There are three things you can do to prevent exploitation:
1. Limit Authority:
· Do not give your agent unlimited power to make gifts. Gifts may be necessary or desired in certain instances, such as holidays, birthdays or special occasions. These can be clearly defined and detailed in your power of attorney with the help of your attorney.
· Do not give unlimited power to change beneficiaries in a life insurance policy or financial accounts. Note that it may be necessary to change a beneficiary or assign a life insurance policy incident to a Medicaid or SSI application. If this is a possible need for a client, I’ll draft limited authority into the document for this purpose.

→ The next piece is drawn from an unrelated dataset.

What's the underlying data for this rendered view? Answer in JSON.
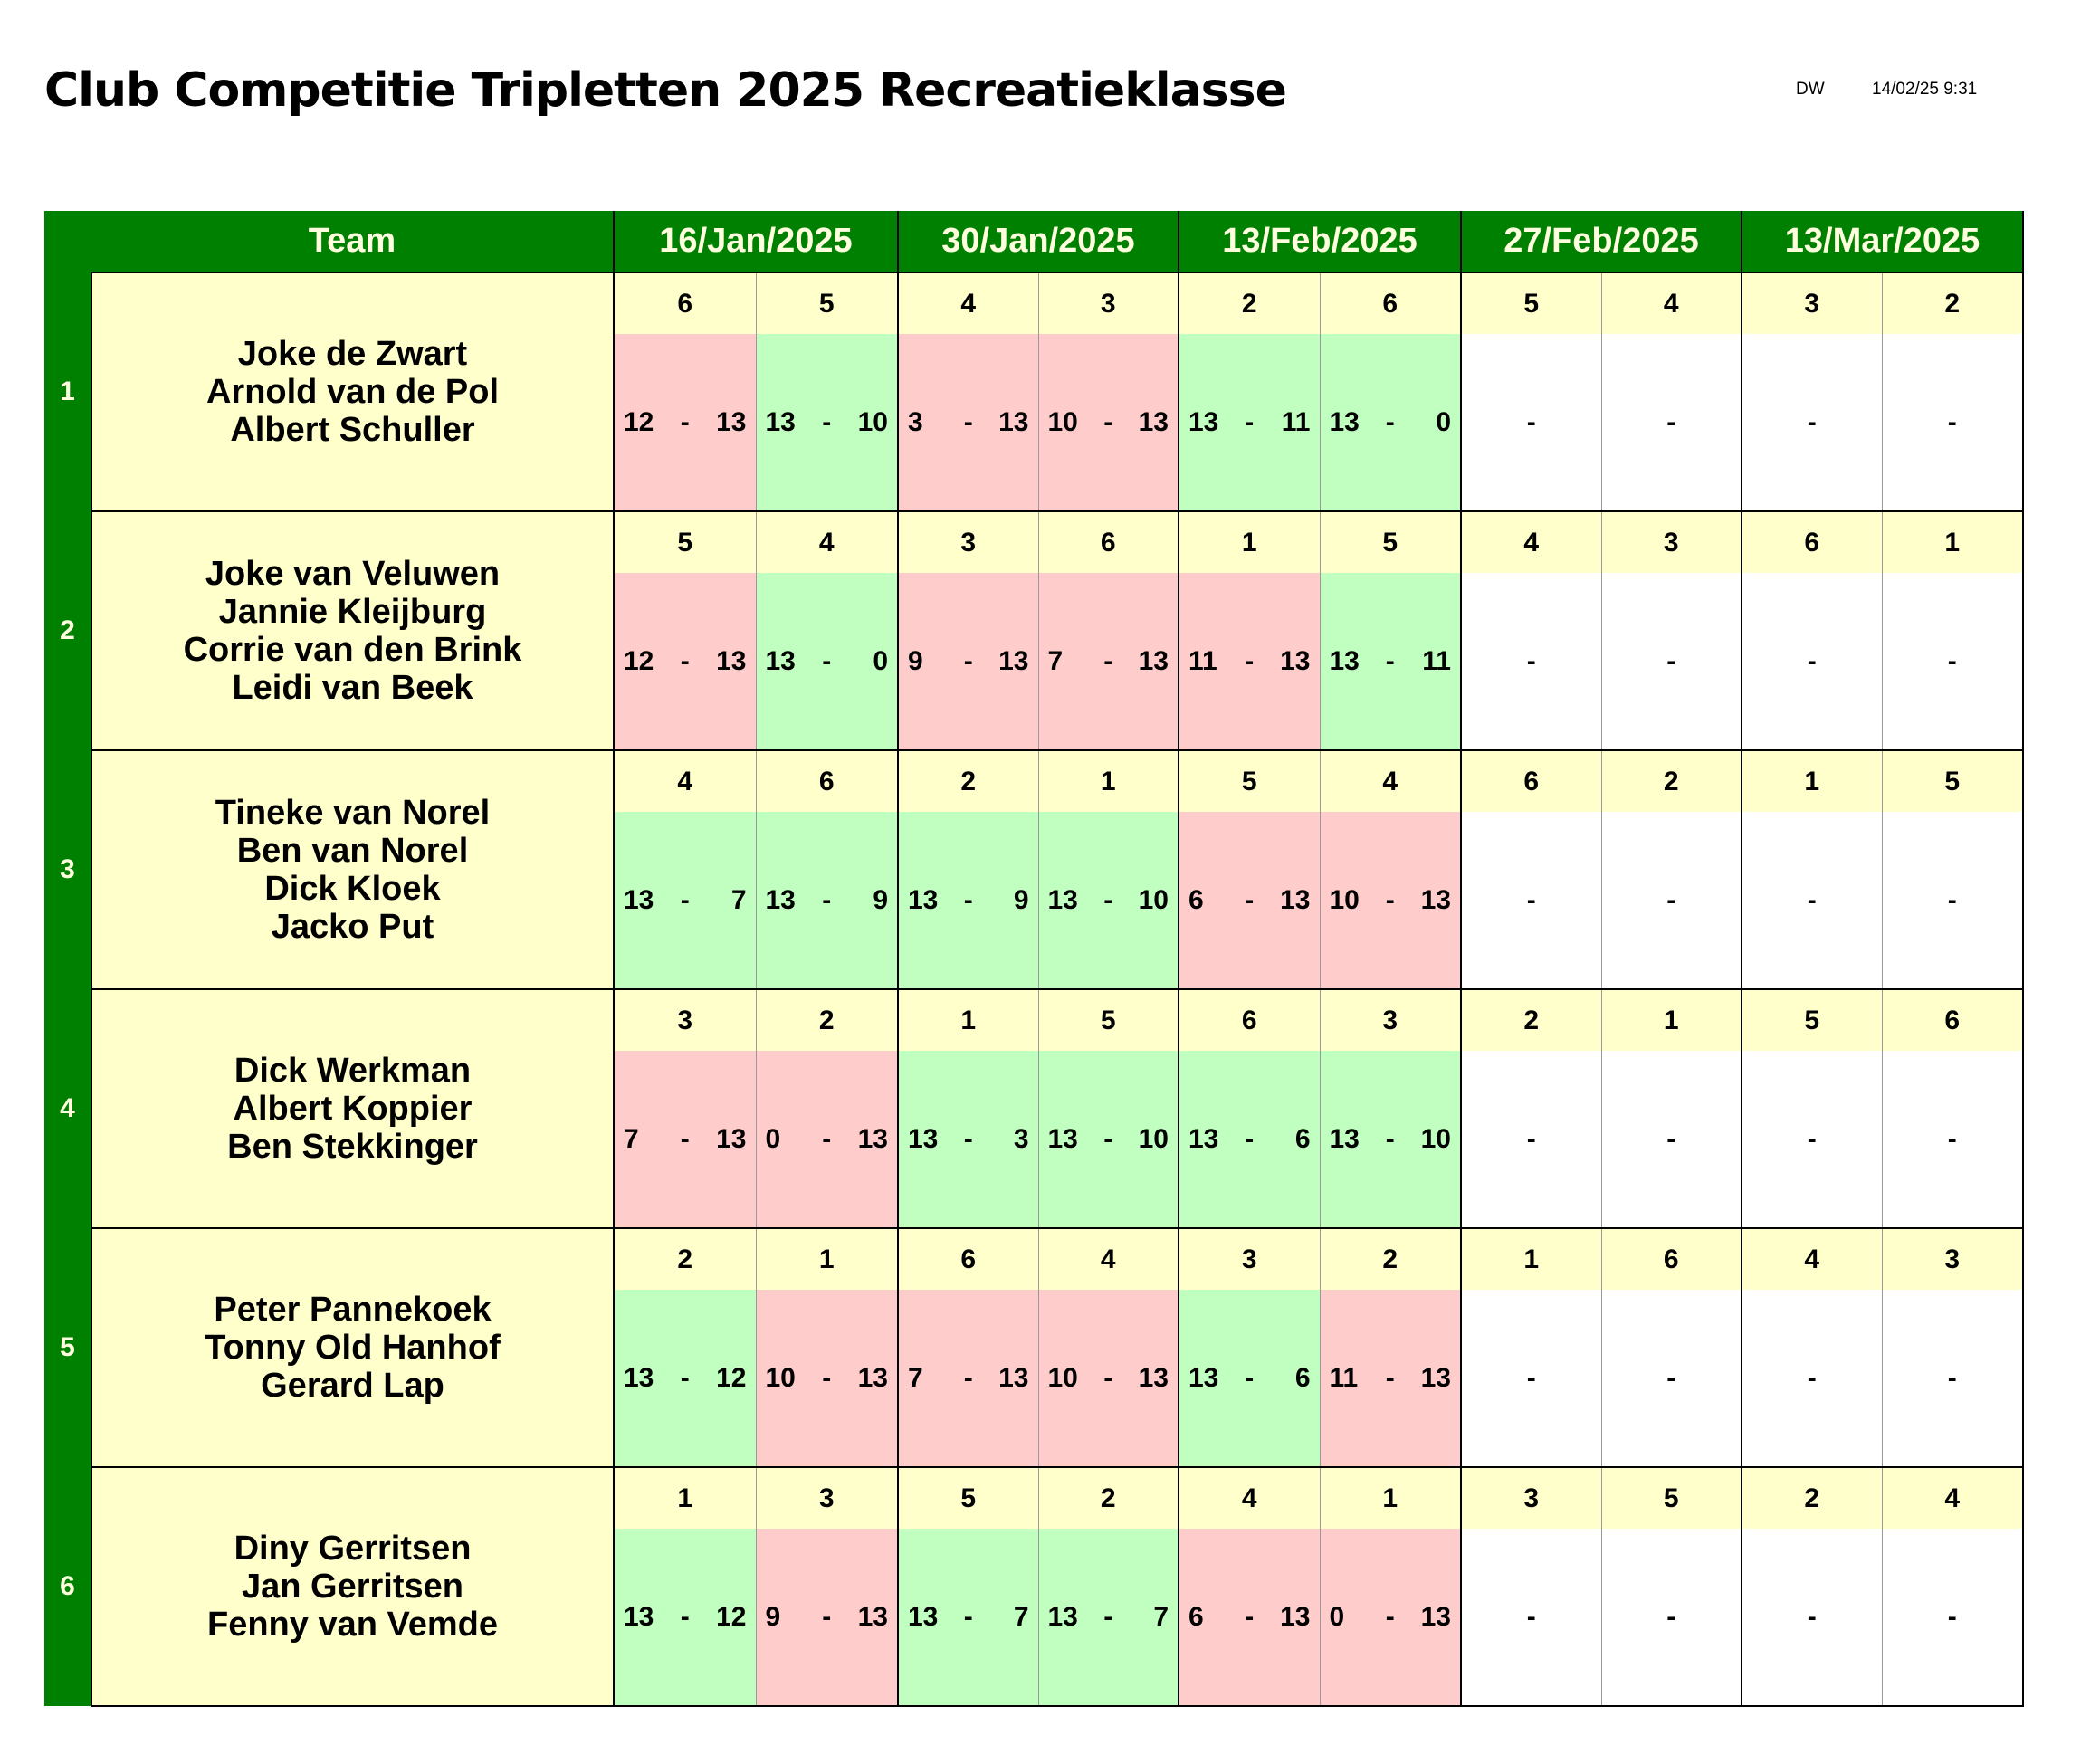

2. Choose Your Agent Wisely:
· The most important step in reducing the risk of exploitation is careful selection of the agent being named. The agent should be trustworthy and reliable. You may want to choose someone who has certain skills, shares your values, and will be able to help you make decisions. I encourage my clients to have a thorough and open discussion of the proposed agents that goes beyond simple question of who do you want to name as your agent? Consider what makes them the best person for the job right now.
3. Keep it Safe:
· Hold off on giving your agent a copy of the document until they need it, and keep it in a safe and secure place. Some clients will have me hold the original and then tell their agent to contact me if they become incapacitated, so that I then give the agent the document. You could also have the document drafted to require that only the original power of attorney be used (otherwise copies can also be used), but that will make it a little less practical for the agent down the road and can cause problems if they lose the original.
Revocation of a power of attorney is always an option for the principal. Circumstances can change, and you have the right under Florida law to change your mind about who will serve as your agent by revoking your power of attorney. A revocation should be served upon the agent to whom you originally gave power so they have notice of it.